THANKS REALLY FOR YOUR PATIENCE!


----------



## Hutschi

1 - "Aber nur ein Tourist all*ei*ne sitzt heute auf einer Bank." (I think, this works) - aber= but
  2 - "Nur ein Tourist alleine sitzt aber heute auf einer Bank." (I think, this works too) - aber= however

But both sentences need context, because they have open relations.
"Aber" contradicts another idea, like "but".
So this idea should be somewhere above in the text or dialogue.
"Auf einer Bank" (on a bench) is very general. It has to be restricted by context.
"... auf einer Bank im Park" - on a bench in the park.


To understand "aber":

Aber Michael schrieb, die Reihenfolge sei falsch. (Aber indicates that a contradiction follows here.)
But Michael wrote this sequence is wrong. (Later he revised it, as far as I understand, in #15))

Sometimes "aber" can mean "however" or have other meanings.


----------



## loureed4

Thanks a lot Hutschi, once more!

I don't understand what do you mean by "they have open relations" although I guess you mean that if the sentences begin with "Aber" it is because (as you said) they are referring to something, but I thought this wasn't necessary to talk about the word order in the German language.

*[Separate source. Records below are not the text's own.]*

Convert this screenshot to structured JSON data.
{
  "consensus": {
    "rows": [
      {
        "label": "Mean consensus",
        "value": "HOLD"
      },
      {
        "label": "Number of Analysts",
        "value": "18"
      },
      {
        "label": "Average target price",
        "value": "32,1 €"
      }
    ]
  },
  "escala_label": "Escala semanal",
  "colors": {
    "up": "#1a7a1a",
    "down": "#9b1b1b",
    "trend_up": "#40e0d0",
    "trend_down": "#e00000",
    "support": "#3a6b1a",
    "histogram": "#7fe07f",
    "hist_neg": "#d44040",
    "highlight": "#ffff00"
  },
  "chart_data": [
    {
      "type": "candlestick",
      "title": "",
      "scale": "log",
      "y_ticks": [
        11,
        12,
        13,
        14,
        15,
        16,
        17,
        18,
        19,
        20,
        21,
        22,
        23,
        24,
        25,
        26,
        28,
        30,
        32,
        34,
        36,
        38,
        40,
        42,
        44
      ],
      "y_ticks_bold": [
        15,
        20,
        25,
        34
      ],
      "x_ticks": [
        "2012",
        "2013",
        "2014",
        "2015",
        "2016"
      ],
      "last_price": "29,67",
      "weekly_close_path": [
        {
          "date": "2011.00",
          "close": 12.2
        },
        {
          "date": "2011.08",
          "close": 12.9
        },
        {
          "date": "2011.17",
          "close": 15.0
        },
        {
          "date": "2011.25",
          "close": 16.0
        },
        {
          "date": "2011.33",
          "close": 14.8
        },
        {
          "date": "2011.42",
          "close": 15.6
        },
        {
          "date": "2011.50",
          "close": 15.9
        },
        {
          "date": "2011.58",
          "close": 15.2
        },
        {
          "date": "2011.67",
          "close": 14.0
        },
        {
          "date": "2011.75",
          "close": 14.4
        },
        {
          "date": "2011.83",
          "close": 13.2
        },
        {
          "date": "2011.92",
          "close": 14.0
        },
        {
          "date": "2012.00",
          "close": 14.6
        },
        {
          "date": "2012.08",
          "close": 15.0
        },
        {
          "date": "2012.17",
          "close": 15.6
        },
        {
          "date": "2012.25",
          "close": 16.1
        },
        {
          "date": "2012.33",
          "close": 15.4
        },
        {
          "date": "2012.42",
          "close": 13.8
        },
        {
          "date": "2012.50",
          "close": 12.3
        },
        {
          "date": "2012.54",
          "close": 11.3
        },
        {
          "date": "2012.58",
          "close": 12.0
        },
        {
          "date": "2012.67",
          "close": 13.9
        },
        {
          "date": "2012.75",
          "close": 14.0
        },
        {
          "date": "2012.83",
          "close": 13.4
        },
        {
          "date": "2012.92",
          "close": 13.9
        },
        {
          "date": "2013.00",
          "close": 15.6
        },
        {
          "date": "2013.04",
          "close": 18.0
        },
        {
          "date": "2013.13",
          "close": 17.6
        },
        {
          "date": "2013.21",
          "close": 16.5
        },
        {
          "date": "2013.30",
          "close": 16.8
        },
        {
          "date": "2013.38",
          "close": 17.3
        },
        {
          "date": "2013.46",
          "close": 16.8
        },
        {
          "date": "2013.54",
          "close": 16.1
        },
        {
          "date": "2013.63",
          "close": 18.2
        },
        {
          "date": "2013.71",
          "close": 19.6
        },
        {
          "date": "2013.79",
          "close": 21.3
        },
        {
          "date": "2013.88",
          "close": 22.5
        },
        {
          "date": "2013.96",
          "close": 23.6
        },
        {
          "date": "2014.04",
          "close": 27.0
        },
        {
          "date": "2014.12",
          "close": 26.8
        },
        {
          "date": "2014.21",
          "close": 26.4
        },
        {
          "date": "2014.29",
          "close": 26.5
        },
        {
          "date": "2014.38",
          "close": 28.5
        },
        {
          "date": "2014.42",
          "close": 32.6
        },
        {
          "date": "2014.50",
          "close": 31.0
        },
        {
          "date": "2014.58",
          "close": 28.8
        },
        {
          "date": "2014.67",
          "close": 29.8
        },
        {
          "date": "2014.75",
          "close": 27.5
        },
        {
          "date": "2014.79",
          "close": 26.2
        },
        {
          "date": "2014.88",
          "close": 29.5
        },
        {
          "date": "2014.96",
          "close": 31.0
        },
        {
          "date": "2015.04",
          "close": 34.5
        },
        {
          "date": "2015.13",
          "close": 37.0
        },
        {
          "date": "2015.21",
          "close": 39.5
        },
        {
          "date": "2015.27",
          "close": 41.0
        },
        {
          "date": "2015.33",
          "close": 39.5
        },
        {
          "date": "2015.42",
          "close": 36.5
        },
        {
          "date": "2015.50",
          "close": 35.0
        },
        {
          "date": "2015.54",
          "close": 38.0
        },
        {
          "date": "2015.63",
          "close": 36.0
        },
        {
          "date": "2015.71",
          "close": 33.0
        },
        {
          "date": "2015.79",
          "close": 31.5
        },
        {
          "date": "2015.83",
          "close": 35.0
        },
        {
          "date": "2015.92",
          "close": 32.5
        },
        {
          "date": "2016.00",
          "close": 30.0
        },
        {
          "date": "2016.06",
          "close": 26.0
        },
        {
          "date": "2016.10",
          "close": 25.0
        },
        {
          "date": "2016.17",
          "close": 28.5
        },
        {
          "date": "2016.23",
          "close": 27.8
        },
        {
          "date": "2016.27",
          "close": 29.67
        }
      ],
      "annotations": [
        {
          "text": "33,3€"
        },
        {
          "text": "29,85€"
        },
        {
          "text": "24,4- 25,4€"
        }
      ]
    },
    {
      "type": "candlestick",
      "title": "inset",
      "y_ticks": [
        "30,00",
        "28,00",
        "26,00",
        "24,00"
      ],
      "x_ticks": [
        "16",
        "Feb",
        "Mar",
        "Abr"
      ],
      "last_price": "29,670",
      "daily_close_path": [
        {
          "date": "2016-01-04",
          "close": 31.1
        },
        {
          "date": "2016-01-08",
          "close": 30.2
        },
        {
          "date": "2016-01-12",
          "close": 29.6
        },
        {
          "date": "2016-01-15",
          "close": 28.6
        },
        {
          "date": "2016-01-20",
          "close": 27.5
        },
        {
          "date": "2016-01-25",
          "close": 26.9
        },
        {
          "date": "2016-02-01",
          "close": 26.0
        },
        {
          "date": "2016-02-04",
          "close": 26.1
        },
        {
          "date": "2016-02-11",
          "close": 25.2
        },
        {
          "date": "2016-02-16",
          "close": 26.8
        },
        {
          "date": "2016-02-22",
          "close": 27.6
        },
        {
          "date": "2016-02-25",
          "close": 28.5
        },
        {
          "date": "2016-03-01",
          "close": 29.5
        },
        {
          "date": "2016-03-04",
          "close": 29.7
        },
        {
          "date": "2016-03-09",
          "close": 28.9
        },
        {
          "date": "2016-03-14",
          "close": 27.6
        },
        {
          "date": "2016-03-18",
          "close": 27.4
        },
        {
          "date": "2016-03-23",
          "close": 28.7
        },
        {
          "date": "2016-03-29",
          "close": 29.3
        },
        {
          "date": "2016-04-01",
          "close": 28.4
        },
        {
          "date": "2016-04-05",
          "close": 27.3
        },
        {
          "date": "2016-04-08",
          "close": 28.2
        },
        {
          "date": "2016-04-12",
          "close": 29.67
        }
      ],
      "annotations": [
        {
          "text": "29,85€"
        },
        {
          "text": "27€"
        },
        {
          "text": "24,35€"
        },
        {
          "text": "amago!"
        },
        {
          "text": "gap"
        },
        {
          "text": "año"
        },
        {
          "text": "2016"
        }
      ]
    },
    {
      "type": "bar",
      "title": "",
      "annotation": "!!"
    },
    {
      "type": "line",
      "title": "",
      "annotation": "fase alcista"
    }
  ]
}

  As for "...auf enier Bank..." needing to be restricted by context, well, in English I think you can say: "He was sitting on a bench reading a paper when suddenly..."


----------



## manfy

loureed4 said:


> [...] I have been studying German for 2 weeks now!


2 weeks?? There's only one advice I can give: DO NOT go down that road!! German is NOT one of the easiest languages that you just learn by some basic rules! It will take time, but you WILL get there after putting in the effort (and patience!). 
The topic you are touching is quite advanced! You should focus on more basic language concepts for now. The advanced concepts will become much clearer as you go along!


----------



## loureed4

Okay, I guess I should do that. I am doing it all on my own, so, I guess sometimes need guidance, just as this valuable tip you have just given to me, which I indeed appreciate.

Thanks a lot manfy, I just thought there were clear, easy-to-understand word order rules .


----------



## michael137

ad Hutschi: "Aber nur ein Tourist all*eine sitzt heute auf einer Bank." (I think, this works) - aber= but" ** nicht richtig!

*Richtig: "Aber nur ein Tourist sitzt heute alleine auf einer Bank." Das alleine bezieht sich hier auf die Art und Weise des Sitzens: Wie sitzt er? alleine. Bezöge es sich auf den Touristen wäre es ein alleinstehender, einsamer etc. Tourist.


----------



## Hutschi

loureed4 said:


> Thanks a lot Hutschi, once more!
> 
> I don't understand what do you mean by "they have open relations" although I guess you mean that if the sentences begin with "Aber" it is because (as you said)* they are referring to something,* but I thought this wasn't necessary to talk about the word order in the German language.
> 
> As for "...auf enier Bank..." needing to be restricted by context, well, in English I think you can say: "He was sitting on a bench reading a paper when suddenly..."



Exactly. They are reffering to something. Valid word order may depend on context.

---
And I think manfy is right. This special sentence is very advanced.
For the moment you can use as default cluster:

"Nur ein Tourist sitzt (hier) heute all*ei*ne auf einer Bank."  

All others may be right but are seldom. ("Hier"="here" is optional, it adds some context.)


----------



## loureed4

The word order in German, what an issue!! :-/ , hehe.


*Thanks all*, that settles it I suppose.


----------